Una vez dentro, le llegó el runrún del televisor del salón y suspiró. Desde la muerte de su madre, el año pasado, su padre detestaba acostarse en su cama y se quedaba a ver la tele hasta que se dormía en el sofá cubierto de plástico.

Se quitó los zapatos, guardó los bagels en la alacena y la leche en el frigorífico -asegurándose de quitarle la bolsa de Dominion- y se encaminó al salón sin hacer ruido. Su padre estaba acurrucado bajo una deshilachada manta afgana marrón y blanca que la madre de Greene había tejido para su setenta cumpleaños. La cabeza de su padre había resbalado del cojín y se apoyaba ahora en el grueso plástico.

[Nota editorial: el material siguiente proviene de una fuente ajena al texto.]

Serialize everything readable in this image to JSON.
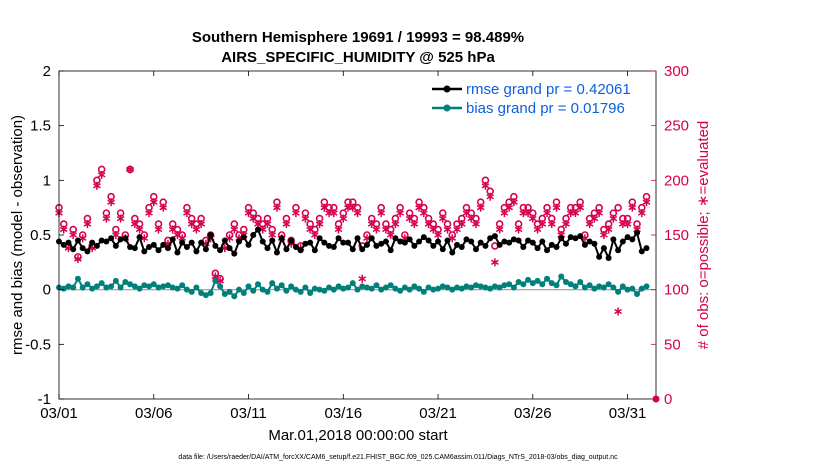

Greene apartó la mesilla de teca y se arrodilló junto a su padre dormido. Como detective de Homicidios durante los últimos cinco años, y a lo largo de más de veinte de servicio como agente, había conocido a algunos tipos bastante duros, pero ninguno de ellos resistía la comparación con aquel pequeño judío polaco con el que ni los nazis, por mucho que lo intentaron, habían podido acabar.

– Soy yo, papá. Ari. Estoy en casa. -Greene sacudió suavemente a su padre por el hombro y se apartó rápidamente, alerta. No sucedió nada. Guardando la distancia todavía, volvió a sacudirlo con más fuerza y añadió-: Papá, he traído unos bagels y leche. Mañana traeré la crema fijadora para tu dentadura.

El padre abrió los ojos de repente. Aquél era el momento que Greene venía temiendo cada mañana desde que era un muchacho. ¿De qué pesadilla despertaba su padre? Sus ojos gris verdoso parecían desorientados.

– Papá, los bagels están calientes. Y la leche…

El padre se miró las manos. Greene se acercó de nuevo y colocó el cojín bajo la cabeza de su padre. Con la mano derecha, le acarició la mejilla. El padre murmuró «Mayn tocbter» en yiddish. Significaba «mi hija». Luego, pronunció su nombre: «Hannah». La hija que había perdido en Treblinka.